The metalwork contractor for the project is Machhapuchere Metal and Machinery Works Company. It is responsible for fabrication, cleaning and painting, site erection of the penstock and for the manufacture of all the gates and other steel structures in the intake and desander and wye forgates in the powerhouse.
Capital costs for power generation for this project are about US$1,250 per kW, which makes it one of the cheapest projects in Nepal. The benefit cost ratio and internal rate of return are 1.74% and 25.8%, respectively. The total investment is estimated to be US$3.9M, at 2002 prices. Of the total cost, US$1.3M was raised from the shareholders and the remaining US$2.7M has been loaned by Nepali banks and financial institutions, led by the Bank of Kathmandu. Nepali Banks and financial institutions are interested in investing in hydro power projects because the investment is classified as priority sector investment. The bank interest on loan during the construction period has been capitalised into the project cost.
There are currently 50 shareholders in the project which, upon completion, will be converted into a public limited company. The capital raised from the general shareholders will be utilised to construct new projects.
Arun Valley Hydropower Development provides various social benefits, including rural electrification, transportation, communication and drinking water. As the Piluwakhola site is in a remote district, an access road had to be created. After beginning the construction of the project in 2000, the fair weather road was been developed by the government. Arun Valley worked to upgrade it to a motorable road, which was used for transportation of construction materials for the project. Similarly, telephone facilities have been made available. A small local market has developed in the region and employment opportunities have increased as a result of the project.

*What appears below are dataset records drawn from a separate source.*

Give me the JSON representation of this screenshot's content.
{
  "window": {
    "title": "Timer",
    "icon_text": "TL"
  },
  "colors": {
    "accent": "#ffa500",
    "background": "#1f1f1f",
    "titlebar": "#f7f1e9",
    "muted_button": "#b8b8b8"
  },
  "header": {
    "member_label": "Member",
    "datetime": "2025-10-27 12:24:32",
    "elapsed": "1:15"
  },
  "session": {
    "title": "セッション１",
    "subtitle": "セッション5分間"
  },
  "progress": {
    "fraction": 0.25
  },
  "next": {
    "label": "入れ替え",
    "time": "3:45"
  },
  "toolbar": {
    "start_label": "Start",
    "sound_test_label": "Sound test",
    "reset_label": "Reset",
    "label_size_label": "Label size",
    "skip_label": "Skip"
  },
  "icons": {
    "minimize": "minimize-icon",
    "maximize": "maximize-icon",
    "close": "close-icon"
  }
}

The plant will provide a reliable source of electricity to the local people. The energy generated from the project will be sold to NEA at cheaper price and also transmission losses will be minimised while electrifying the remote hilly districts of Eastern Nepal. This all benefits the local community.

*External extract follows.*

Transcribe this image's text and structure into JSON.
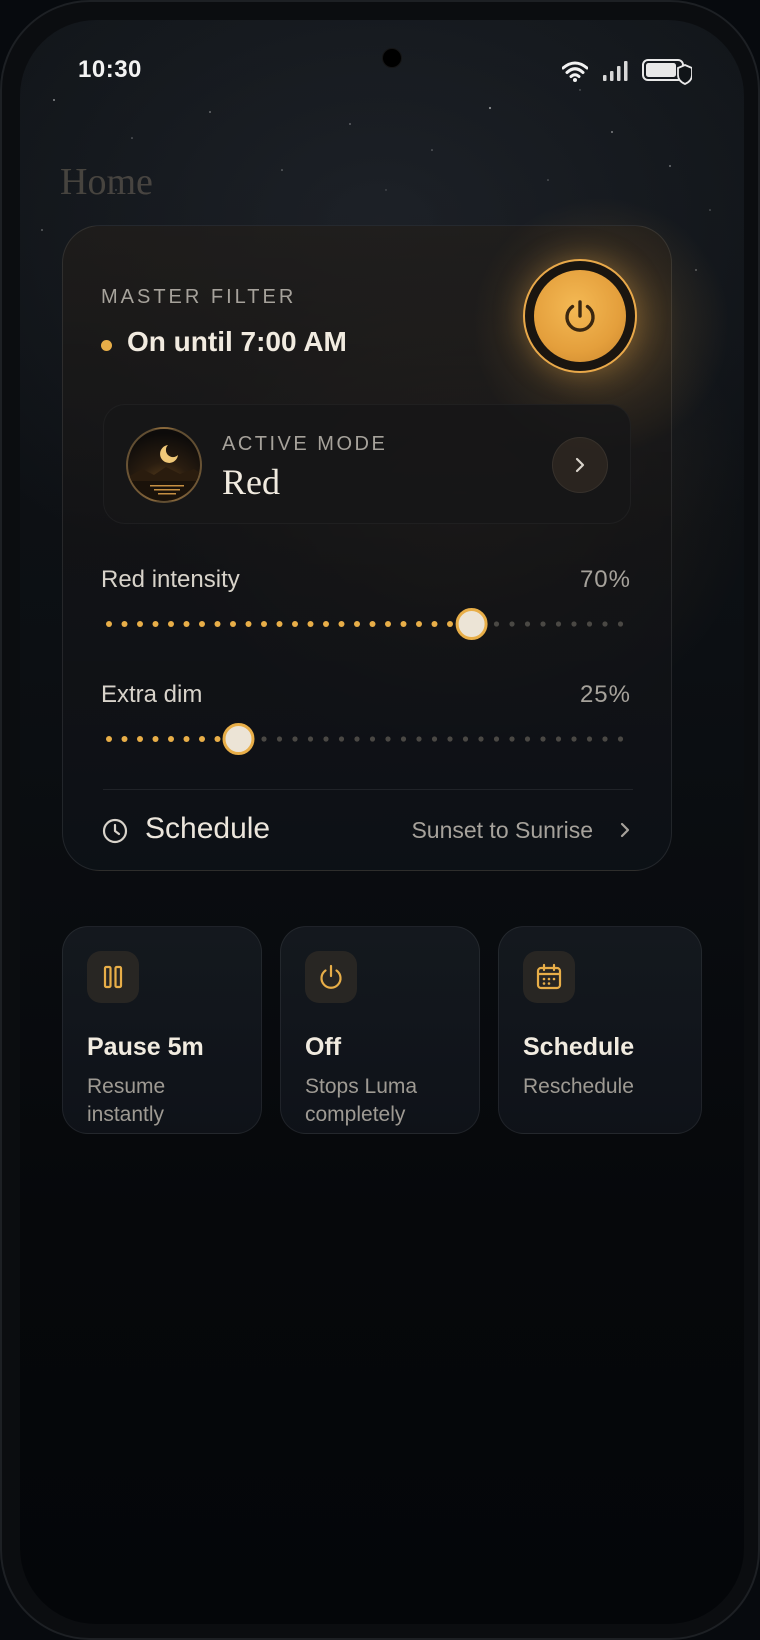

The main objectives of Arun Valley Hydropower Development Company are to identify new suitable sites, to develop and construct new projects etc. As well as the Piluwakhola hydro power project, the company has completed feasibility studies of Lower Piluwakhola (990kW), a cascade of the same project and Ridikhola (1800kW) which are under the Power Purchase Agreement stage. This company also has a keen interest to develop a storage projects and seeking foreign partner to work together.
Private sector hydro power is one of the most rapidly upcoming sectors in Nepal, with hydro projects considered as social investment. Investment in hydro by the private sector is a new sector in Nepal. Although it is a profitable area, most of the private entrepreneurs do not have the technical knowledge about hydro power. Hydro projects are capital intensive in nature they need large capital investment to construct at the beginning. New groups of entrepreneurs are coming up in this sector, but they need a different type of support at this stage. Training, seminars and exchange of ideas, together with help from International organisations are needed to encourage them.